Maybe you have seen the news. In case you missed it, Shel Israel wrote about it in a recent post on braided journalism, a term he coined a little while ago to describe a developing practice of traditional and citizen journalists starting to intertwine through mutual need.
This is also the latest example of enlightened experimentation from Dell, an organization that is leading on its way to what Dachis defines a social business. They were first in implementing a site for customers to submit and vote on product ideas -- IdeaStorm -- and first to coordinate social product launches at the same time with traditional announcements.
With more than 800 associates across the organization trained in listening/monitoring and participating in social media, Dell is breaking new ground again.
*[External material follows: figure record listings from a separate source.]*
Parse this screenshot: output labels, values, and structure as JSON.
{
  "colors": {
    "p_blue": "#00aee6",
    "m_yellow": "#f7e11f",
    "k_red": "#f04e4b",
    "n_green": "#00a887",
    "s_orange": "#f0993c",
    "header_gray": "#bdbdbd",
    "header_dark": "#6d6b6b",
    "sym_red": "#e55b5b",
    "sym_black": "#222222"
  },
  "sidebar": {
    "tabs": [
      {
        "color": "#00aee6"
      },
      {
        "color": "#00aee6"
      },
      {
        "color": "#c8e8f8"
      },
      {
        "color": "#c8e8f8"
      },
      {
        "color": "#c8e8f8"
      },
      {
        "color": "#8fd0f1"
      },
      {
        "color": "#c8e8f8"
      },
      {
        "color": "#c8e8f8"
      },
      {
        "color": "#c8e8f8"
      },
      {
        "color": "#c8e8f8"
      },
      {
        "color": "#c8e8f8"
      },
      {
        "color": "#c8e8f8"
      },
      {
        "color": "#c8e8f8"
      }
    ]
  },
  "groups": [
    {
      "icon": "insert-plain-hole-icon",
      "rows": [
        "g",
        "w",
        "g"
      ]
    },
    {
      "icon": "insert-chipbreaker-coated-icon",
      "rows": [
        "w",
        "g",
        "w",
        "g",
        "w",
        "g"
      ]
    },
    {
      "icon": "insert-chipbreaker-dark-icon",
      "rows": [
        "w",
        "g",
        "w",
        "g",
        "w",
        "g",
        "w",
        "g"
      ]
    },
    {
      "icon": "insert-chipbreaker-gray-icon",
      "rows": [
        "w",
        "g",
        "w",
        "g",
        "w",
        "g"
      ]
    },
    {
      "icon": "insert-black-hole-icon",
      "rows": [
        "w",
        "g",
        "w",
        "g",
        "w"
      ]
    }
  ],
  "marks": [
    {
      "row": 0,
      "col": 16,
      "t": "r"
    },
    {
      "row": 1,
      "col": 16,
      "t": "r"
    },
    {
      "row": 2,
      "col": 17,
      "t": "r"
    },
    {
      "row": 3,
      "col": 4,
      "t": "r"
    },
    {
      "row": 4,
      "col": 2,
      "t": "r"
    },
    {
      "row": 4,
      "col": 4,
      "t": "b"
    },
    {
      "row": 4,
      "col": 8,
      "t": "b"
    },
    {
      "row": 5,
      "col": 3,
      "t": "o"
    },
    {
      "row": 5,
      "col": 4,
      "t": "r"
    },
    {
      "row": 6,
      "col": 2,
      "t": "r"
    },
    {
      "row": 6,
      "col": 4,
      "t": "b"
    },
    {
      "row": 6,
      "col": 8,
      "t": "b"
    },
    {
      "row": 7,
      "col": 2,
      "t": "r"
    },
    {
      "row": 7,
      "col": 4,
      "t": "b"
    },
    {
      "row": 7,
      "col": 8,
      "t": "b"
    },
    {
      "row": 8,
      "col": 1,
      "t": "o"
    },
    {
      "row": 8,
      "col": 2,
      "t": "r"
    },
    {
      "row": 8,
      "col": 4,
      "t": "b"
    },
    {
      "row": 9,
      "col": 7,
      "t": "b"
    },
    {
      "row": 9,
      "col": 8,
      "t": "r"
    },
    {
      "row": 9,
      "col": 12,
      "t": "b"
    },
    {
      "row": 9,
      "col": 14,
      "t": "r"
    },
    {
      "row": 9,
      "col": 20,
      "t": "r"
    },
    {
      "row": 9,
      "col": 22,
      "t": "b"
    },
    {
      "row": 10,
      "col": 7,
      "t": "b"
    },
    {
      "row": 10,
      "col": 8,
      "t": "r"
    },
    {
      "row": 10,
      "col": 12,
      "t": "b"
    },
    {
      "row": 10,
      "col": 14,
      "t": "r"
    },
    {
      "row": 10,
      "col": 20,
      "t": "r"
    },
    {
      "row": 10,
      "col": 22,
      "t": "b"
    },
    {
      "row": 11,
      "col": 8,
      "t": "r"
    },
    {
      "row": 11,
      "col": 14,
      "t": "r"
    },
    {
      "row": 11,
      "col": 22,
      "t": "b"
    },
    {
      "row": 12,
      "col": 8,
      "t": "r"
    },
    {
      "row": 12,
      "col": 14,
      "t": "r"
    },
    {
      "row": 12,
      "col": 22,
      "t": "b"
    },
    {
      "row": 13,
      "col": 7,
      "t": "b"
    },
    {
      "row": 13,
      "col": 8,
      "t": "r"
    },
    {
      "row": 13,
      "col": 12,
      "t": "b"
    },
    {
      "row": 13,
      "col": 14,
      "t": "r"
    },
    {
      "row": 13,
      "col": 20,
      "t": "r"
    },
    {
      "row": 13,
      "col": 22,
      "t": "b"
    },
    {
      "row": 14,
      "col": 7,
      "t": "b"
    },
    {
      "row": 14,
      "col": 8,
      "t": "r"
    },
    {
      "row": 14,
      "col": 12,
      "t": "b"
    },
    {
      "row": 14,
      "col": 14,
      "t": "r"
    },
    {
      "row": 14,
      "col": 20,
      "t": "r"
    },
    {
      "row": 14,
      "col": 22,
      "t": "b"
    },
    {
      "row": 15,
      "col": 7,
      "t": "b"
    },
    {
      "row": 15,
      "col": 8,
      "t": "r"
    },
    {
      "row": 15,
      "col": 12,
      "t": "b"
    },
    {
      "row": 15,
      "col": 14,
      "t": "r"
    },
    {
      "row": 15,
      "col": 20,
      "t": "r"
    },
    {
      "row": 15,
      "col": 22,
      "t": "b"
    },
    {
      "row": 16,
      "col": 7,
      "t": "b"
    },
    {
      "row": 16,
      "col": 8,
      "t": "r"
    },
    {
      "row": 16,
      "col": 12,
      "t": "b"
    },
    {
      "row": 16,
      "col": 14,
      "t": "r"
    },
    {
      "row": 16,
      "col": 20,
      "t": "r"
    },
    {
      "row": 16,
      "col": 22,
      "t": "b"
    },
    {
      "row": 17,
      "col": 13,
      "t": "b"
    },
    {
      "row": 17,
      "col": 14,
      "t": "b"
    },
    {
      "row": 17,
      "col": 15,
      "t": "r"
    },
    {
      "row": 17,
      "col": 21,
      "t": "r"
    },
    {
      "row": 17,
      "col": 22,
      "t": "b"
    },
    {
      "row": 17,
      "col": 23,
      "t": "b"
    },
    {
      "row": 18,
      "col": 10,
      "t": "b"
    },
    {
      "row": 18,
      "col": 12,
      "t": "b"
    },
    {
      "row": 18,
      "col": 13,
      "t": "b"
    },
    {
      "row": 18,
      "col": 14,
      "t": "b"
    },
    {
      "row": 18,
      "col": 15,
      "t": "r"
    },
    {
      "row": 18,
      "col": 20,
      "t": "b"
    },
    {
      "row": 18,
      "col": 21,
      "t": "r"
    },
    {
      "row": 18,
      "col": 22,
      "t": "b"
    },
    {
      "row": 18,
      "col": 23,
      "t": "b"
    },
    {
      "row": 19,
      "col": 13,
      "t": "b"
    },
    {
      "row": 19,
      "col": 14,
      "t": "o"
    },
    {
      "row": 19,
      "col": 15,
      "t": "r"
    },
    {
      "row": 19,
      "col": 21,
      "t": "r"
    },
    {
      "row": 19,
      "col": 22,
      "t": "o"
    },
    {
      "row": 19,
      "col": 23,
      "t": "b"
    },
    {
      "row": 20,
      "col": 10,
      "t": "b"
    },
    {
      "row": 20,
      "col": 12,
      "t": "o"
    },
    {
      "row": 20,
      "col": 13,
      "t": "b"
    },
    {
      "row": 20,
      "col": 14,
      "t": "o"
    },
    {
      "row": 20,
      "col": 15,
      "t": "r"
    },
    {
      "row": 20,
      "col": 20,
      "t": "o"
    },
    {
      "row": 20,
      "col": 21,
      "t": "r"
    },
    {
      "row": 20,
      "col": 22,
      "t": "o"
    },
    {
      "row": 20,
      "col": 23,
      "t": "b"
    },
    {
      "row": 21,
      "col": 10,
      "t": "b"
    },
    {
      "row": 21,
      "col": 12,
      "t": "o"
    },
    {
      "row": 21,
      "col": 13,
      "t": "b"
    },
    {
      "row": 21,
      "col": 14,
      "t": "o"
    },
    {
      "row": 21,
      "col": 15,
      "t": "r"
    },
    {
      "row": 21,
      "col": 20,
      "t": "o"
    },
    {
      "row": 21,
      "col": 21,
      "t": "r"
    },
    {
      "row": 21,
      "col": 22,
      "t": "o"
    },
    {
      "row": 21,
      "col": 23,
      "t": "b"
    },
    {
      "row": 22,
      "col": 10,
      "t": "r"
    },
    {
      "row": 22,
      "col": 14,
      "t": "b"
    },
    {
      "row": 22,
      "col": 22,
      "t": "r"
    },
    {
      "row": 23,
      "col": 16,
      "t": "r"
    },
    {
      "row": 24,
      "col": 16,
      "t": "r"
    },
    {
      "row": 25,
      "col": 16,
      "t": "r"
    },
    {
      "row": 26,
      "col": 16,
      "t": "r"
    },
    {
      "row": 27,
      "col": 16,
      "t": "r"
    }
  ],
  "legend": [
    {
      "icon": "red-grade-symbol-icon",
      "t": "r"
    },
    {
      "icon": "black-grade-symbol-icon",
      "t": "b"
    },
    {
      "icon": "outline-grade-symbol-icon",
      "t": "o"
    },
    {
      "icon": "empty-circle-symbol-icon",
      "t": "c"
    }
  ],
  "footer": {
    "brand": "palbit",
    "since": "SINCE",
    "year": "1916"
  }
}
As Shel reported, he was among four freelance journalists invited to participate in a new portal, the power to do more, a project that is more online magazine than company Web site.
Thinking like a publisher
In my last corporate job I also handled public relations for the organization and its lines of business, as well as customer communications. Part of the work we did in collaboration with the general managers and technical subject matter experts was what many call thought leadership -- the production of papers, articles, and eBooks to educate and inform on issues our customers and prospects were facing.
We also commented and offered our point of view on industry trends. By doing so, we filtered and organized data, knowledge, and experience to tell a story. Admittedly, we worked on casting the business in a favorable light and positioning the company's combined expertise for business development.
As different as our goal might have been, our approach was very similar to that of reporting -- telling a story. If you still read newspapers and watch television news you probably won't fight me too hard on this point. In fact, I would probably argue that what passes for journalism in some news outlets is blatant opinion.
Companies have the power to do more
In correlating my experience with Dell's initiative, I can think of a few insights on how embedded journalists could help businesses generate true thought leadership that helps advance industries, transform supply chains, thus advancing the whole market as a result.
The impact of journalists and reporters would be felt in a number of ways:
- integrating the point of view of a third party lends additional credibility to the business
- presenting a more complete version than the one quote, sometimes taken out of context, in trade press
- bringing more customer and non customer voices to the conversation
- including more representatives of the whole ecosystem the business operates in
- adding a needed perspective from researchers and domain experts
This is a role that skilled communicators have played in the past. I just noticed that I've been a member of the Public Relations Society of America (PRSA) for ten years. In this time span, I have seen the profession swing wildly in many directions, some of which have moved to favoring publicity generation and reputation protection.
Which is why I'm excited at the prospect of reinventing how we work with journalists and reporters at a time when mainstream media is wrestling with its own demons.
I'm thinking about several applications in crisis situations as well, when mainstream media is wrapped in the "blame game" and organization communicators are overwhelmed with helping manage the crisis and customers communications to correct misinformation before every other news outlets repeats it without fact checking.
Is braided journalism in the future of public relations?